What Happens After Microvascular Decompression of the Facial Nerve?

After microvascular decompression of the facial nerve, patients are closely monitored in the recovery area and may spend a short time in the intensive care unit. Most remain in the hospital for two to five days. Facial spasms often improve immediately, though some patients experience gradual improvement over several weeks or months. Temporary headaches, dizziness, nausea, balance issues, or incision discomfort may occur. Follow-up appointments are scheduled to assess healing, symptom relief, and recovery progress.

What are the Risks and Benefits of Microvascular Decompression of the Facial Nerve?

Risks and benefits of microvascular decompression of the facial nerve include the following:

Benefits:

  • Addresses the underlying cause of facial nerve compression.
  • Provides long-term or permanent relief from facial spasms in many patients.
  • Preserves facial nerve function without intentionally damaging the nerve.
  • Can significantly improve quality of life and daily functioning.

Risks:

  • Post operative haematoma
  • Infection (wound, CSF, urine, chest)
  • Adverse reactions to anaesthesia.
  • Hearing loss, dizziness, or balance problems.
  • Facial weakness or numbness.
  • Cerebrospinal fluid (CSF) leak.
  • Stroke, nerve injury, or recurrence of symptoms, although these complications are uncommon
  • Complications related to other medical conditions (heart, lungs, kidney)
  • Clots in legs (Deep venous thrombosis) and clots in lungs (pulmonary embolus)
  • Non resolution of facial spasms

Note: Your surgeon will advise you on how likely the above complications are.

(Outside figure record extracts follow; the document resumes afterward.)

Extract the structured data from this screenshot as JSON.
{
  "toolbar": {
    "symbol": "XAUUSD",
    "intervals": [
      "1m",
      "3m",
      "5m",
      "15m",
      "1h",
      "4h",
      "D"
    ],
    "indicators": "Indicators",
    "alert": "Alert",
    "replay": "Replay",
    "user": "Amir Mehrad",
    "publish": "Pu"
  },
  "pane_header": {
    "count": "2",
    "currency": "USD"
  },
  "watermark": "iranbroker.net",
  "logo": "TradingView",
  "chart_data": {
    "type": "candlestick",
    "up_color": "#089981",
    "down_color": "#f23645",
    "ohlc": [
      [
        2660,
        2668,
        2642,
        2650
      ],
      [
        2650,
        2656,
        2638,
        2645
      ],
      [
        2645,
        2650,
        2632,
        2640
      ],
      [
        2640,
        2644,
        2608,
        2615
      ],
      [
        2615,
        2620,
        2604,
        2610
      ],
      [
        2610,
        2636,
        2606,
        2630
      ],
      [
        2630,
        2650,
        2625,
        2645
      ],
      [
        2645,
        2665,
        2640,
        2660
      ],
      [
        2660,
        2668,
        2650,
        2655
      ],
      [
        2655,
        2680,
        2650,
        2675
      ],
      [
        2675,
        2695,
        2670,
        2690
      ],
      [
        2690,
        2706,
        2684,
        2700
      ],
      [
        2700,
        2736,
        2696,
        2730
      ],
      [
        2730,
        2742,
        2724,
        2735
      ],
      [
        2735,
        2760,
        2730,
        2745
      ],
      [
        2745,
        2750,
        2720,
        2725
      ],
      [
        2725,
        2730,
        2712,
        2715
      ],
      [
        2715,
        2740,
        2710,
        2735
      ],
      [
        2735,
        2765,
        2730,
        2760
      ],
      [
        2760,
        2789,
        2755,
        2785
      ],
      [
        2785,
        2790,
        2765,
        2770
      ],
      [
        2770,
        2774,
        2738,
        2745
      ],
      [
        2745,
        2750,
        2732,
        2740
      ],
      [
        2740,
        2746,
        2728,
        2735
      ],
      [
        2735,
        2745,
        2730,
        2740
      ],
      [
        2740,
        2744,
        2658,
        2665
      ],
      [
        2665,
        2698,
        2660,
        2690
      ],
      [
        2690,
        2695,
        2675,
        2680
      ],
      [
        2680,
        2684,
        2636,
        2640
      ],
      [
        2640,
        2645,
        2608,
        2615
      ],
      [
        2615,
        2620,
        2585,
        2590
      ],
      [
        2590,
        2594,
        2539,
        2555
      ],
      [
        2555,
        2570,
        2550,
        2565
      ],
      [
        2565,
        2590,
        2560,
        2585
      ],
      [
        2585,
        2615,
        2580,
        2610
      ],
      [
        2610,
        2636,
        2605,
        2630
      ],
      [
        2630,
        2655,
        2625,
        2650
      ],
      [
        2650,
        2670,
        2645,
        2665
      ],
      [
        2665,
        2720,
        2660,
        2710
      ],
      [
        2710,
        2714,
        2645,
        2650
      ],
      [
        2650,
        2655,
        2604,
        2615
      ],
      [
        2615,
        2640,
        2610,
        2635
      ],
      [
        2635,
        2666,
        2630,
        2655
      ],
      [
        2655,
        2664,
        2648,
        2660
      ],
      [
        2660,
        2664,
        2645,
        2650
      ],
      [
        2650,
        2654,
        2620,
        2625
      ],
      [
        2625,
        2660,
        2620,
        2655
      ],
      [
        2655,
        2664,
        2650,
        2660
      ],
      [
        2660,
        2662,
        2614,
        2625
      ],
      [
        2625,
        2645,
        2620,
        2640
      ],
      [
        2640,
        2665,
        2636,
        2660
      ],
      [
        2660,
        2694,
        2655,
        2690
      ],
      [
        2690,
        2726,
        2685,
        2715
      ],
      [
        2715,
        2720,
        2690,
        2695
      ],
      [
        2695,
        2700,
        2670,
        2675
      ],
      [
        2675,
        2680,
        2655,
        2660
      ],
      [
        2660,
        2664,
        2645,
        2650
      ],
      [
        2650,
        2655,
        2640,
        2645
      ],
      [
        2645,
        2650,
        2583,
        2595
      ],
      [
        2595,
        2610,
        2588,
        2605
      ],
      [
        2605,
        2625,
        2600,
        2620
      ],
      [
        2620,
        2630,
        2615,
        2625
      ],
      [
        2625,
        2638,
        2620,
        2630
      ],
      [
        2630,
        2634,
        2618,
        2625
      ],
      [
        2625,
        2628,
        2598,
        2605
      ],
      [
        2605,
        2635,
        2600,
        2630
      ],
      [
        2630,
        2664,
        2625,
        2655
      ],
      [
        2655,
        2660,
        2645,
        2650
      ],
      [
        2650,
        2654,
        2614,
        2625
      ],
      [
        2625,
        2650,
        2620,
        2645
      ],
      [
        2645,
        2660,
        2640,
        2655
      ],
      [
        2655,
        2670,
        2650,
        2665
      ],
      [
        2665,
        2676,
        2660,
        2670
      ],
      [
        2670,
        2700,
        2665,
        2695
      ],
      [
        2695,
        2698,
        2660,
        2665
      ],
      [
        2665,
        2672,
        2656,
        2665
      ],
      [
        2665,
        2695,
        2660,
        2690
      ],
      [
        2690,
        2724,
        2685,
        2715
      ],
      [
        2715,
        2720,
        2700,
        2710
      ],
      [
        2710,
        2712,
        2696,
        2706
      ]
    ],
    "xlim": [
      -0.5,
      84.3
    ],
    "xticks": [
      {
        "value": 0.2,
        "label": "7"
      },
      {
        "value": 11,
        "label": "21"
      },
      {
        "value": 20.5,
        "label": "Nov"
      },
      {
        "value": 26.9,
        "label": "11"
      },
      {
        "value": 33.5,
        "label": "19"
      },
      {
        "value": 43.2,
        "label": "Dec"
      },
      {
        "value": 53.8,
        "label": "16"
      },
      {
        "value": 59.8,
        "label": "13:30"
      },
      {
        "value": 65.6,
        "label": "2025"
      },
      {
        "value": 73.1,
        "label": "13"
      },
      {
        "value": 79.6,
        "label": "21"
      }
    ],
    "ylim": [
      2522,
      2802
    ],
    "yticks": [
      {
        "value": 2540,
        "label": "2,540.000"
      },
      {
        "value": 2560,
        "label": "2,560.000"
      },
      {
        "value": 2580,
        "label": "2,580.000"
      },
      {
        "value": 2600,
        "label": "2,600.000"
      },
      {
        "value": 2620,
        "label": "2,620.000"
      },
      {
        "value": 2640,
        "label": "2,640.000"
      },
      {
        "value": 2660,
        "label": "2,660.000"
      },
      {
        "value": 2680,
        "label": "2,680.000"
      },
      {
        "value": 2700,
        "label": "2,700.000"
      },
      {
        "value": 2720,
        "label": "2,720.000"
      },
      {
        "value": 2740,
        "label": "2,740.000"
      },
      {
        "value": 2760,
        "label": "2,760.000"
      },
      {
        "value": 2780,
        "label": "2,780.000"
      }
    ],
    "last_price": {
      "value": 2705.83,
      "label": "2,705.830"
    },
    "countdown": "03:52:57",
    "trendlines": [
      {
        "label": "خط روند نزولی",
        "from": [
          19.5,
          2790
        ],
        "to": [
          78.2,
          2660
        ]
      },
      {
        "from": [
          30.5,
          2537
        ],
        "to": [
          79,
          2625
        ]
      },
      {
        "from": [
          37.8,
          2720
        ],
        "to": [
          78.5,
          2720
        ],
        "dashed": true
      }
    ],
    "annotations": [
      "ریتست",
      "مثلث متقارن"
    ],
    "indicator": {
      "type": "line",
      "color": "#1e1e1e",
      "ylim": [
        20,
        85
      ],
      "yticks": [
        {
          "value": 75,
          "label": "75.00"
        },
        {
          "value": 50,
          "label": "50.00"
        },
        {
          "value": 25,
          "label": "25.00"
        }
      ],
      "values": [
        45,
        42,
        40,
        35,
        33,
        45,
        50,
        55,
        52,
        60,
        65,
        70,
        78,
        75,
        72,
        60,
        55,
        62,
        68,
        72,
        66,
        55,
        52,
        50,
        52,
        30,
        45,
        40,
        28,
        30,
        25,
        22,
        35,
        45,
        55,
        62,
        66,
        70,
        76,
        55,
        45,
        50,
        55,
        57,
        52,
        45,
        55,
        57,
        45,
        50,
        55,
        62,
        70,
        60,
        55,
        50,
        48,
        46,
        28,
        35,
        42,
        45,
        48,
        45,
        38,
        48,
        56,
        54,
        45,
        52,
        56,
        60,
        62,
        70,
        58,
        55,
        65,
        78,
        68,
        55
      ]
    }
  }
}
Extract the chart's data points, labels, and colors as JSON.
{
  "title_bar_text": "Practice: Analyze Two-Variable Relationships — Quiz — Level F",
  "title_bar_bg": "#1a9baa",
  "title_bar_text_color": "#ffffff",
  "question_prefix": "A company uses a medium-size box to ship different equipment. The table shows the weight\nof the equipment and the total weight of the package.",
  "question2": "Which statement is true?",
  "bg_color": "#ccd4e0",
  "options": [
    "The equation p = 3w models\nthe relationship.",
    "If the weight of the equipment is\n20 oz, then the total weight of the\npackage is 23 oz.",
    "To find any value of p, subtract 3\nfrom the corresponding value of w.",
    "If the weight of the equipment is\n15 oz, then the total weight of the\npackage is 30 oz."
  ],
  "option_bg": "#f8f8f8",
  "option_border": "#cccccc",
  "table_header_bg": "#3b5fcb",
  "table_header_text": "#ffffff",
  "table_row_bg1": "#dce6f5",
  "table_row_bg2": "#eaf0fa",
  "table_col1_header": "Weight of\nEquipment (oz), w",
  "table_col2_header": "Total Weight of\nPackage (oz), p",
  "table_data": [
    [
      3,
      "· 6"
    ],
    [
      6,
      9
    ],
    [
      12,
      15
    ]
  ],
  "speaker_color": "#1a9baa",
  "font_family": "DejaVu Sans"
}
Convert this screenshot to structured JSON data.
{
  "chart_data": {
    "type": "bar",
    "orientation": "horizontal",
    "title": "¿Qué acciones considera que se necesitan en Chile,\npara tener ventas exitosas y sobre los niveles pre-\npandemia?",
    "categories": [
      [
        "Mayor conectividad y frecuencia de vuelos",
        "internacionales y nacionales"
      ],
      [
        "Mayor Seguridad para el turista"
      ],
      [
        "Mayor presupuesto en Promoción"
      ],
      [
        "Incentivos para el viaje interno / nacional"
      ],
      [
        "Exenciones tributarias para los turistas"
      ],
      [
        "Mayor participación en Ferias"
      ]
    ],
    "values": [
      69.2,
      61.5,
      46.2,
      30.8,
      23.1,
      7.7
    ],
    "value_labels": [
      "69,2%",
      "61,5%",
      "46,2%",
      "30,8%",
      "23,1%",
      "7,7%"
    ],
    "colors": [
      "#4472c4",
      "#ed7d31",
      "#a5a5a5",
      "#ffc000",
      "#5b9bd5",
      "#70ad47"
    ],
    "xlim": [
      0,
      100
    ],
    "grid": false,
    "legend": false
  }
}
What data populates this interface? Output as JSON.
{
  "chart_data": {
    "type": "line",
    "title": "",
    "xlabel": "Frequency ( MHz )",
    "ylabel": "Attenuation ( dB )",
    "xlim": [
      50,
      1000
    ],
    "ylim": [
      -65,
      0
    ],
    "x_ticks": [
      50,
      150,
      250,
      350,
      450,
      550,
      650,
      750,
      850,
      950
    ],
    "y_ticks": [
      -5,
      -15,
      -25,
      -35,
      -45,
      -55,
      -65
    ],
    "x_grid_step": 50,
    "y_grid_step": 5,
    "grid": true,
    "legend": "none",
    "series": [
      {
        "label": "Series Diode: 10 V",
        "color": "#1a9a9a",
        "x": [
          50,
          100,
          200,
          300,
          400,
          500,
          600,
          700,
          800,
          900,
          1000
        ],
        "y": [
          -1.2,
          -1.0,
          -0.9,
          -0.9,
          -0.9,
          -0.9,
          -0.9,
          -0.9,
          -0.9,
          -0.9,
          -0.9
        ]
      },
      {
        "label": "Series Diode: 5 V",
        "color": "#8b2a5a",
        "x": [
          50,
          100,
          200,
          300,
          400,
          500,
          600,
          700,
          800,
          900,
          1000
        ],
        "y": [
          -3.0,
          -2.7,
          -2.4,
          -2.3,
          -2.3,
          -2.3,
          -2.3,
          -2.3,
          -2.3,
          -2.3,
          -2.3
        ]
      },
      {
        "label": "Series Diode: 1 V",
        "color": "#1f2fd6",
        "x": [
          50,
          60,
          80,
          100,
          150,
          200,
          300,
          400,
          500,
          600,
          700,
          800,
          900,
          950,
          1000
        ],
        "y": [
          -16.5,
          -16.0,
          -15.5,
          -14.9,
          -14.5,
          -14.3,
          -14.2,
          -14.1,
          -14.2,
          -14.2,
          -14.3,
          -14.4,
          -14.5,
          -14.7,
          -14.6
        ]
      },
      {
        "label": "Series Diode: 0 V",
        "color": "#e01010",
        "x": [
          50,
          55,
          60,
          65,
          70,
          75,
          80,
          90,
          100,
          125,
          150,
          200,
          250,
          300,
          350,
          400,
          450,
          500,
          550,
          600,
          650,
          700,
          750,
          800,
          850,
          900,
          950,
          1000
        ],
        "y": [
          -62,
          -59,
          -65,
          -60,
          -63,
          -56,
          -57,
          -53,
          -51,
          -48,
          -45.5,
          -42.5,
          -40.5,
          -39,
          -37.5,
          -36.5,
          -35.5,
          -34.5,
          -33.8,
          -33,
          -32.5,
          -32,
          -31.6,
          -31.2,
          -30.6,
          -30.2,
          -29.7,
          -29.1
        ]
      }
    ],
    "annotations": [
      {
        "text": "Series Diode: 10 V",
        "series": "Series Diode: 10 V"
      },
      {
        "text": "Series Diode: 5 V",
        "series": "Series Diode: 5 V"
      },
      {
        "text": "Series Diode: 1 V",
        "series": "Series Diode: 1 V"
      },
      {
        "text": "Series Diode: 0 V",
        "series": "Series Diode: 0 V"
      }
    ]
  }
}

What can I expect when I am discharged from hospital

  • You may experience pain (including headache), inflammation, and discomfort in the operated area. Pain and anti-inflammatory medications are provided as needed.
  • Keep the surgical site clean. Instructions on surgical site care and bathing will be provided.
  • Refrain from smoking and alcohol until your first follow up visit as it can negatively affect the healing process.
  • Refrain from lifting anything heavier than 5 Kg and other strenuous activities until the first follow-up visit. These activities may include housework, yard work, gardening, mowing, etc.
  • Gentle exercise and regular walking are recommended to improve strength and endurance from 2 weeks after surgery.
  • Refrain from driving until you are fully fit and receive your surgeon’s clearance.
  • Most patients can return to their normal daily routines in 4-6 weeks after surgery.